Anne looks doubtful. “Mom would freak,” she says.

I sigh. She’s still so attached to Mom’s feelings, I don’t say anything, though. I look at her differently now that I know she has a boyfriend. My high horse has lowered considerably since I found out.

“Should we put a bid on it?” Dad asks.

Dana nods, the smile still on her face. She turns to look at Anne and me.

“I want to show you something,” she says, and motions for me to follow. We go past the kitchen and downstairs to the basement. It is concrete and damp, like any other basement. It smells like mold. I don’t understand why she’s so eager to show me this. Then she opens a sea green door. A small room the size of a walk-in closet is on the other side. Shelves line the wall.
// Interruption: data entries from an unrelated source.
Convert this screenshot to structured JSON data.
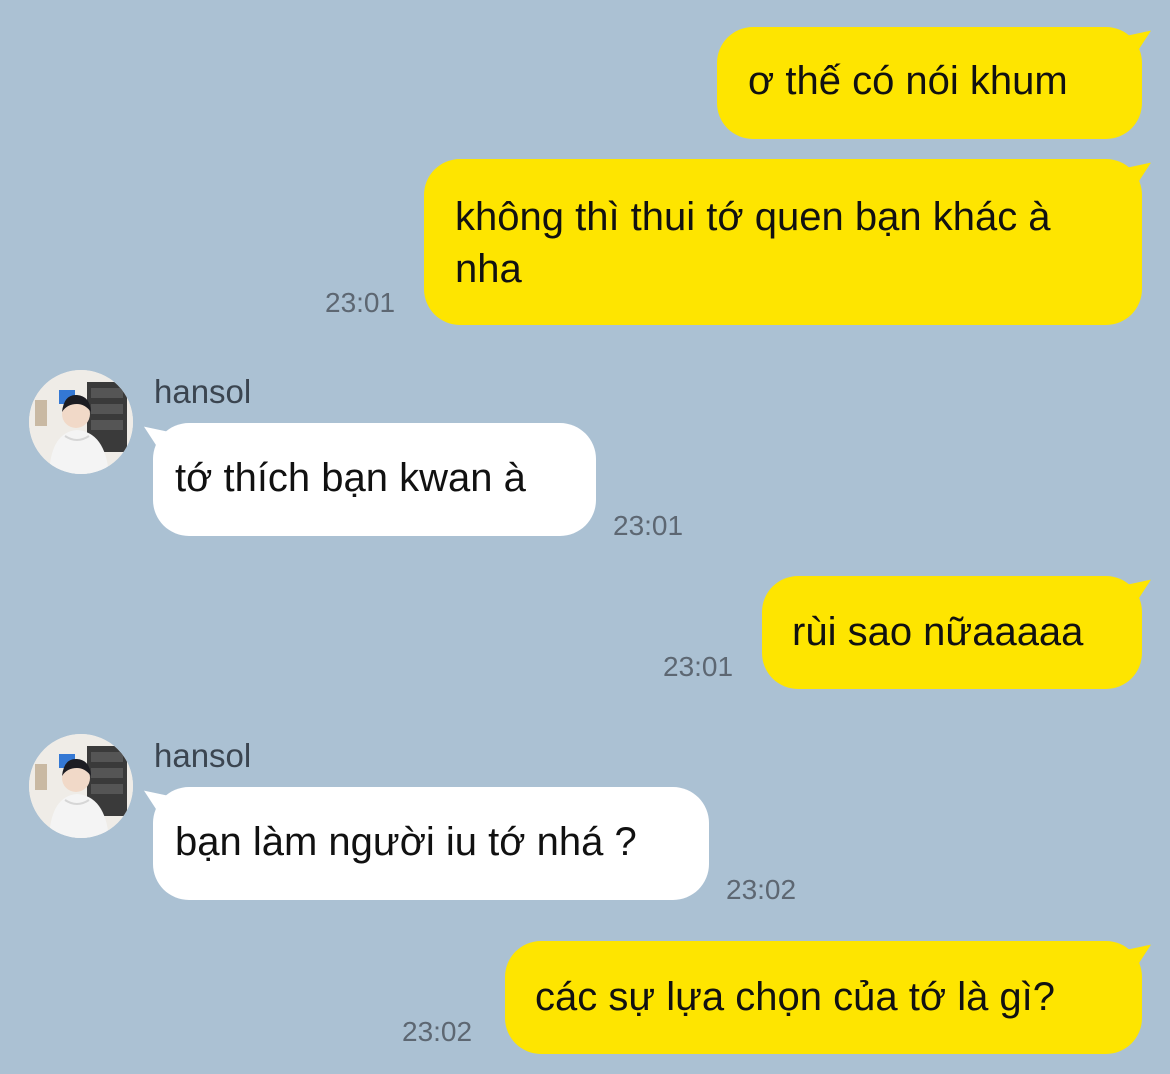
{
  "conversation": {
    "messages": [
      {
        "side": "me",
        "text": "ơ thế có nói khum"
      },
      {
        "side": "me",
        "text": "không thì thui tớ quen bạn khác à nha",
        "time": "23:01"
      },
      {
        "side": "them",
        "sender": "hansol",
        "text": "tớ thích bạn kwan à",
        "time": "23:01"
      },
      {
        "side": "me",
        "text": "rùi sao nữaaaaa",
        "time": "23:01"
      },
      {
        "side": "them",
        "sender": "hansol",
        "text": "bạn làm người iu tớ nhá ?",
        "time": "23:02"
      },
      {
        "side": "me",
        "text": "các sự lựa chọn của tớ là gì?",
        "time": "23:02"
      }
    ]
  },
  "colors": {
    "background": "#abc1d3",
    "my_bubble": "#fee500",
    "their_bubble": "#ffffff",
    "timestamp": "#5d6772"
  }
}
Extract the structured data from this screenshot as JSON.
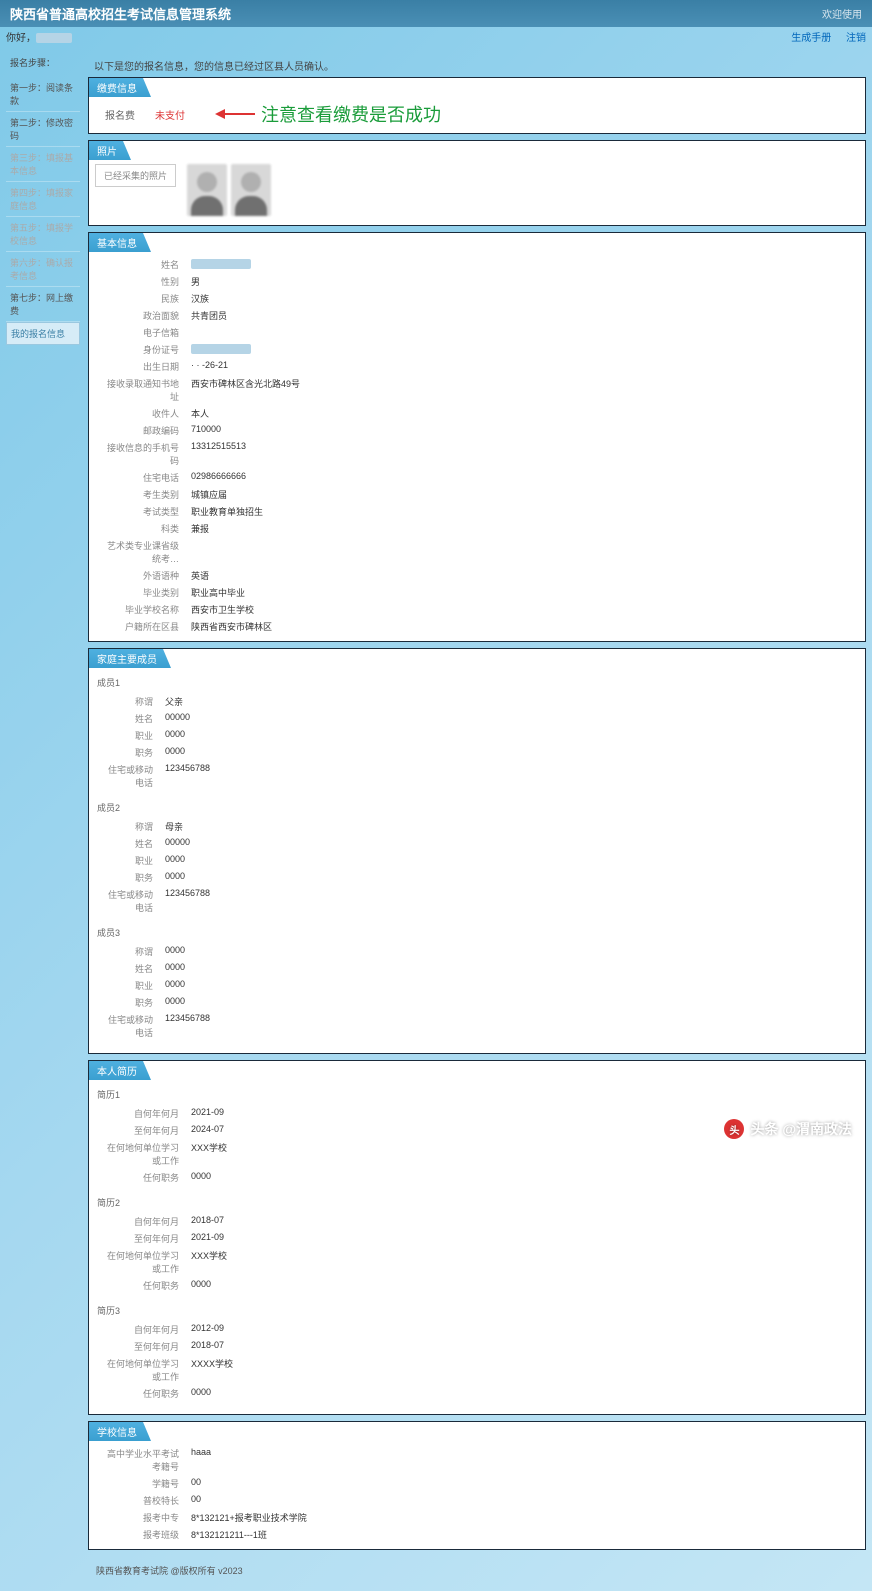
{
  "header": {
    "title": "陕西省普通高校招生考试信息管理系统",
    "right": "欢迎使用"
  },
  "top": {
    "greeting": "你好，",
    "link1": "生成手册",
    "link2": "注销"
  },
  "sidebar": {
    "label1": "报名步骤：",
    "steps": [
      {
        "label": "第一步：阅读条款",
        "active": false
      },
      {
        "label": "第二步：修改密码",
        "active": false
      },
      {
        "label": "第三步：填报基本信息",
        "active": false,
        "dim": true
      },
      {
        "label": "第四步：填报家庭信息",
        "active": false,
        "dim": true
      },
      {
        "label": "第五步：填报学校信息",
        "active": false,
        "dim": true
      },
      {
        "label": "第六步：确认报考信息",
        "active": false,
        "dim": true
      },
      {
        "label": "第七步：网上缴费",
        "active": false
      },
      {
        "label": "我的报名信息",
        "active": true
      }
    ]
  },
  "notice": "以下是您的报名信息，您的信息已经过区县人员确认。",
  "annotation": "注意查看缴费是否成功",
  "panels": {
    "fee": {
      "title": "缴费信息",
      "label": "报名费",
      "status": "未支付"
    },
    "photo": {
      "title": "照片",
      "upload": "已经采集的照片"
    },
    "basic": {
      "title": "基本信息",
      "rows": [
        {
          "label": "姓名",
          "value": "",
          "redact": true
        },
        {
          "label": "性别",
          "value": "男"
        },
        {
          "label": "民族",
          "value": "汉族"
        },
        {
          "label": "政治面貌",
          "value": "共青团员"
        },
        {
          "label": "电子信箱",
          "value": ""
        },
        {
          "label": "身份证号",
          "value": "",
          "redact": true
        },
        {
          "label": "出生日期",
          "value": "·  ·  -26-21"
        },
        {
          "label": "接收录取通知书地址",
          "value": "西安市碑林区含光北路49号"
        },
        {
          "label": "收件人",
          "value": "本人"
        },
        {
          "label": "邮政编码",
          "value": "710000"
        },
        {
          "label": "接收信息的手机号码",
          "value": "13312515513"
        },
        {
          "label": "住宅电话",
          "value": "02986666666"
        },
        {
          "label": "考生类别",
          "value": "城镇应届"
        },
        {
          "label": "考试类型",
          "value": "职业教育单独招生"
        },
        {
          "label": "科类",
          "value": "兼报"
        },
        {
          "label": "艺术类专业课省级统考…",
          "value": ""
        },
        {
          "label": "外语语种",
          "value": "英语"
        },
        {
          "label": "毕业类别",
          "value": "职业高中毕业"
        },
        {
          "label": "毕业学校名称",
          "value": "西安市卫生学校"
        },
        {
          "label": "户籍所在区县",
          "value": "陕西省西安市碑林区"
        }
      ]
    },
    "family": {
      "title": "家庭主要成员",
      "members": [
        {
          "name": "成员1",
          "rows": [
            {
              "label": "称谓",
              "value": "父亲"
            },
            {
              "label": "姓名",
              "value": "00000"
            },
            {
              "label": "职业",
              "value": "0000"
            },
            {
              "label": "职务",
              "value": "0000"
            },
            {
              "label": "住宅或移动电话",
              "value": "123456788"
            }
          ]
        },
        {
          "name": "成员2",
          "rows": [
            {
              "label": "称谓",
              "value": "母亲"
            },
            {
              "label": "姓名",
              "value": "00000"
            },
            {
              "label": "职业",
              "value": "0000"
            },
            {
              "label": "职务",
              "value": "0000"
            },
            {
              "label": "住宅或移动电话",
              "value": "123456788"
            }
          ]
        },
        {
          "name": "成员3",
          "rows": [
            {
              "label": "称谓",
              "value": "0000"
            },
            {
              "label": "姓名",
              "value": "0000"
            },
            {
              "label": "职业",
              "value": "0000"
            },
            {
              "label": "职务",
              "value": "0000"
            },
            {
              "label": "住宅或移动电话",
              "value": "123456788"
            }
          ]
        }
      ]
    },
    "resume": {
      "title": "本人简历",
      "items": [
        {
          "name": "简历1",
          "rows": [
            {
              "label": "自何年何月",
              "value": "2021-09"
            },
            {
              "label": "至何年何月",
              "value": "2024-07"
            },
            {
              "label": "在何地何单位学习或工作",
              "value": "XXX学校"
            },
            {
              "label": "任何职务",
              "value": "0000"
            }
          ]
        },
        {
          "name": "简历2",
          "rows": [
            {
              "label": "自何年何月",
              "value": "2018-07"
            },
            {
              "label": "至何年何月",
              "value": "2021-09"
            },
            {
              "label": "在何地何单位学习或工作",
              "value": "XXX学校"
            },
            {
              "label": "任何职务",
              "value": "0000"
            }
          ]
        },
        {
          "name": "简历3",
          "rows": [
            {
              "label": "自何年何月",
              "value": "2012-09"
            },
            {
              "label": "至何年何月",
              "value": "2018-07"
            },
            {
              "label": "在何地何单位学习或工作",
              "value": "XXXX学校"
            },
            {
              "label": "任何职务",
              "value": "0000"
            }
          ]
        }
      ]
    },
    "school": {
      "title": "学校信息",
      "rows": [
        {
          "label": "高中学业水平考试考籍号",
          "value": "haaa"
        },
        {
          "label": "学籍号",
          "value": "00"
        },
        {
          "label": "普校特长",
          "value": "00"
        },
        {
          "label": "报考中专",
          "value": "8*132121+报考职业技术学院"
        },
        {
          "label": "报考班级",
          "value": "8*132121211---1班"
        }
      ]
    }
  },
  "footer": "陕西省教育考试院 @版权所有 v2023",
  "watermark": "头条 @渭南政法"
}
“A pantry,” I say, confused.

“Now it’s a pantry,” Dana says. “I was thinking it could be a darkroom in a few months.”

I cover my mouth, then my eyes. I don’t want Dana to see me cry.

“You don’t have to do that,” I say once I’ve gathered myself.

“And you don’t have to keep telling me you don’t have to’ whenever I do things for you.”

I look around the room, imagining it red-lit and smelling of chemicals. I imagine myself in there, watching pictures take shape. Nobody’s ever done anything this nice for me.

Dad and Anne come down the stairs. Dad lowers his head to clear the ceiling over the stairs. He meets my eyes and grins.

“You found out Dana’s surprise?”

I nod, and Dana moves into Dad’s extended arm. For the first time I don’t feel uncomfortable as they kiss. Maybe it’s because Dana isn’t just the woman Dad left Mom for anymore. She’s not some dirty secret, which is what I used to think. As we climb the stairs, I feel hopeful, like I can leave behind the Jessica who did too much with boys. Start again in this new house. Funny how things change. Suddenly I’m the one with something shameful to hide.